Presidente da Comissão de Agricultura e Reforma Agrária (CRA) do Senado, a senadora Ana Amélia destacou a aprovação pelo plenário do Senado, em dois turnos, da Proposta de Emenda à Constituição (PEC) 71, que fixa indenização para os proprietários de terras que foram homologadas como reservas indígenas a partir de 5 de outubro de 2013. Um acordo entre os senadores permitiu a quebra dos interstícios previstos entre as votações de primeiro e segundo turno, propiciando a aprovação definitiva da matéria na noite de terça-feira (8) e o envio do texto à Câmara dos Deputados.
Inicialmente, a PEC estabelecia que fossem indenizados pela União os donos de títulos de domínio que os indicassem como proprietários de áreas declaradas tradicionalmente indígenas e que tivessem sido regularmente expedidos pelo Poder Público até 5 de outubro de 1988 – data da promulgação da Constituição. Conforme a nova redação, aprovada em Plenário, “a União responderá, nos termos da lei civil, pelos danos causados aos detentores de boa-fé de títulos de domínio regularmente expedidos pelo Poder Público relativos a áreas declaradas, a qualquer tempo, como tradicionalmente ocupadas pelos índios e homologadas a partir de 5 de outubro de 2013”.

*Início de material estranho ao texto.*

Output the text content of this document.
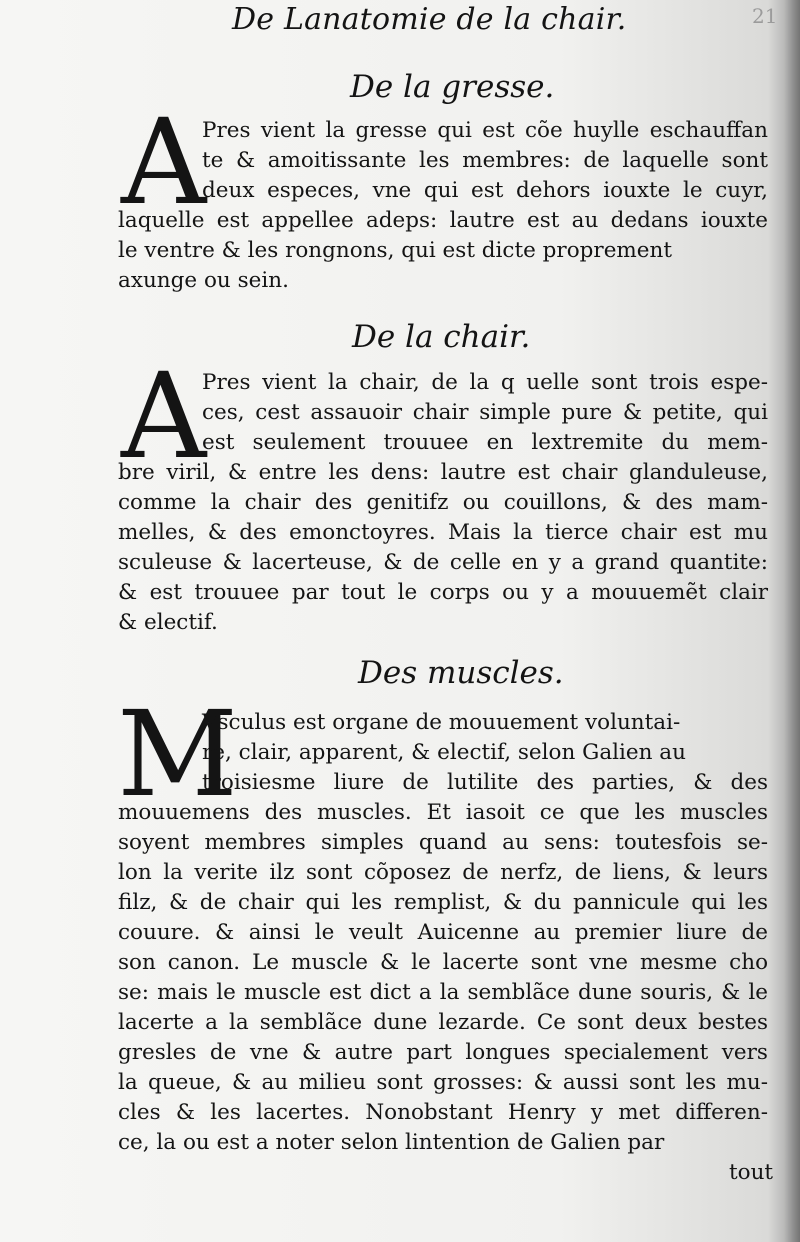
De Lanatomie de la chair.	21
De la gresse.
A
Pres vient la gresse qui est cõe huylle eschauffan
te & amoitissante les membres: de laquelle sont
deux especes, vne qui est dehors iouxte le cuyr,
laquelle est appellee adeps: lautre est au dedans iouxte
le ventre & les rongnons, qui est dicte proprement
axunge ou sein.
De la chair.
A
Pres vient la chair, de la q uelle sont trois espe-
ces, cest assauoir chair simple pure & petite, qui
est seulement trouuee en lextremite du mem-
bre viril, & entre les dens: lautre est chair glanduleuse,
comme la chair des genitifz ou couillons, & des mam-
melles, & des emonctoyres. Mais la tierce chair est mu
sculeuse & lacerteuse, & de celle en y a grand quantite:
& est trouuee par tout le corps ou y a mouuemẽt clair
& electif.
Des muscles.
M
Vsculus est organe de mouuement voluntai-
re, clair, apparent, & electif, selon Galien au
troisiesme liure de lutilite des parties, & des
mouuemens des muscles. Et iasoit ce que les muscles
soyent membres simples quand au sens: toutesfois se-
lon la verite ilz sont cõposez de nerfz, de liens, & leurs
filz, & de chair qui les remplist, & du pannicule qui les
couure. & ainsi le veult Auicenne au premier liure de
son canon. Le muscle & le lacerte sont vne mesme cho
se: mais le muscle est dict a la semblãce dune souris, & le
lacerte a la semblãce dune lezarde. Ce sont deux bestes
gresles de vne & autre part longues specialement vers
la queue, & au milieu sont grosses: & aussi sont les mu-
cles & les lacertes. Nonobstant Henry y met differen-
ce, la ou est a noter selon lintention de Galien par
tout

Para o relator da PEC, senador Blairo Maggi (PR-MT), o prazo de 25 anos foi suficiente para a identificação de todas as terras indígenas, e o governo deverá indenizar as homologações a partir de 5 de outubro de 2013, independentemente de quando ela havia sido adquirida. As indenizações deverão ser correspondentes ao valor da terra nua e de acordo com as benfeitorias úteis e necessárias realizadas. Elas poderão ser feitas em dinheiro ou por meio de títulos da dívida agrária, se assim o proprietário da terra preferir.
Para a presidente da Comissão de Agricultura e Reforma Agrária (CRA), senadora Ana Amélia, a aprovação da PEC é importante passo em busca de solução aos conflitos registrados em diferentes regiões do país, em Estados como Mato Grosso do Sul e Rio Grande do Sul.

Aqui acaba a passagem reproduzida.